Designing cities around cars is a great mistake of urban planning imo. Ideally there should be no motorized vehicles above ground within a city's boundary. The improvements to safety, air quality, and quality of life in general would be immense and would make cities infinitely more livable. There are European cities that have been moving in this direction: https://www.fastcompany.com/90456075/here-are-11-more-neighb....
> What with the panic these mediums generate, you have to wonder if cars would have gotten off the ground and become commonplace or if they would have just been panic banned.

They tried: https://www.collectorsweekly.com/articles/murder-machines/

It was opposed by a concerted effort from car companies and other advocates to depict car skeptics as out of touch and paranoid, and to simultaneously lobby for a bunch of new laws around right of way, jaywalking, and so on. It may well be that if YouTube and cable news had existed then, the concerned advocates would have carried the day and North America might have built a robust, high speed rail network instead of the interstates, with every major metro area having the comprehensive regional rail needed to bring commuters in from suburbs without private vehicles.
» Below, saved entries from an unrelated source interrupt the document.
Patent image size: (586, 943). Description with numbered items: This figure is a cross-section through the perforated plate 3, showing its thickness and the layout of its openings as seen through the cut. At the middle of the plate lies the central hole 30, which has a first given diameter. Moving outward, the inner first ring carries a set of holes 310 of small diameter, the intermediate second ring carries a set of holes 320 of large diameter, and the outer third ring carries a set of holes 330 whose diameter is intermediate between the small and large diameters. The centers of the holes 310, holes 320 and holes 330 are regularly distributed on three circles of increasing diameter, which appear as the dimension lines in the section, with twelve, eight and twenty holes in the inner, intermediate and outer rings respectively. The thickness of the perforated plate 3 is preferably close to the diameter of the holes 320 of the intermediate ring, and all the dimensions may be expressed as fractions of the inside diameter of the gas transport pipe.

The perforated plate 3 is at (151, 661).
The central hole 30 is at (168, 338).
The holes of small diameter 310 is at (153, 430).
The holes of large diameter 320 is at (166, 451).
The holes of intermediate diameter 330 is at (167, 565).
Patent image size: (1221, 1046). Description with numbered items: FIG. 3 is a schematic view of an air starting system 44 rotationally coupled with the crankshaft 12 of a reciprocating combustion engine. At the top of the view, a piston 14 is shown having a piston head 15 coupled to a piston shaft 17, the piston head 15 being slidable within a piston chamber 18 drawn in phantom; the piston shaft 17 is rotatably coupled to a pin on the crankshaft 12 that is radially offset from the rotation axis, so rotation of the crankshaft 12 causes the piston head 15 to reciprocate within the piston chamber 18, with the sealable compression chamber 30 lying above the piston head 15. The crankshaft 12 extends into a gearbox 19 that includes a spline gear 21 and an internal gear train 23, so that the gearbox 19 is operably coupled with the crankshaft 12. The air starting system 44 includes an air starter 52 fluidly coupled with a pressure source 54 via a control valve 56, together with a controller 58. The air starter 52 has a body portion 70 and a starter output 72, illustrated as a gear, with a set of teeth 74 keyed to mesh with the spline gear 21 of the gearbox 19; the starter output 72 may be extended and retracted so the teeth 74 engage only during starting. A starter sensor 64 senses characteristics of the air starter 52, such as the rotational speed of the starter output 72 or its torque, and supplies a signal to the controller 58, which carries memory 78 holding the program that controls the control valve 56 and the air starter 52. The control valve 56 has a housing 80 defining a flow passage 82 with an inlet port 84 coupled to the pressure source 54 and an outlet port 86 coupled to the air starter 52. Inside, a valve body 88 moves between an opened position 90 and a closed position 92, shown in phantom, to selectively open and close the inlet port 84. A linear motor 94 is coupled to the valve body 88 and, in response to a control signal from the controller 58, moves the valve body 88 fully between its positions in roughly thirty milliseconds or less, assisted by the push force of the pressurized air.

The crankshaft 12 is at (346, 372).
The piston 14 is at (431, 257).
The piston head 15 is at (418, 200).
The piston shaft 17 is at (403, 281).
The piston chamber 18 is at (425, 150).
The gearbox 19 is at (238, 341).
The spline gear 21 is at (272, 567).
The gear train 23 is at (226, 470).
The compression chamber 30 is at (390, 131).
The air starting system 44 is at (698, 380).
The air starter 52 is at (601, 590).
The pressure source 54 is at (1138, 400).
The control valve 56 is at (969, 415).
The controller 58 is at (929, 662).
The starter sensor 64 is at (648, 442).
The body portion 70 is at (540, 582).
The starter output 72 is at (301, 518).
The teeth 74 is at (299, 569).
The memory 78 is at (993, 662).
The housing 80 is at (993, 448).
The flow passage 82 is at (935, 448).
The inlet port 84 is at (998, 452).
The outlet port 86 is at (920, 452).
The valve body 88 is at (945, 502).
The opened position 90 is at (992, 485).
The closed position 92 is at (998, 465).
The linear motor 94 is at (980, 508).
We can't know exactly what that alternate present would have looked, but there are many for whom it might have been much better (though definitely not car companies or airlines, of course).

> As an aside, since cars are pretty dangerous

Ironically this is happening now with Tesla autopilot:

https://en.wikipedia.org/wiki/Tesla_Autopilot#Incidents

I wonder if these kinds of lists will appear in relation to covid.

Horses are pretty dangerous too.
Horses are actually quite deadly & an occupational hazzard for cavalry officers & related roles:

https://en.m.wikipedia.org/wiki/Ladislaus_Bortkiewicz

> The vast majority of COVID-19 fatalities are people who are over 65 and/or have the mentioned chronic conditions.

So far the 5-year survival rate for people under 65 is 0%.

Are you seriously suggesting COVID-19 might have such long term repercussions in "recovered" patients?
A lot of recovered patients have already died, we have no idea how many more will in the future.
I'd need a citation, as I do not know what "a lot" is in this context. Greater than 0 is a "lot" in a sense, but I'd like to know if these are actually common.
> chronic health conditions, such as heart disease, lung disease or diabetes."

10-15% of US population has diabetes, ~40% have hypertension. The top two chronic conditions related to covid.

workout, eat healthy , take care of yourself = go back to work.

It's far too late for an individual with those conditions to reverse them in response to the pandemic.
implying those numbers would change when the next pandemic comes around?
I believe I misunderstood your previous comment.

I understood it to be directive for those with health issues in the current pandemic.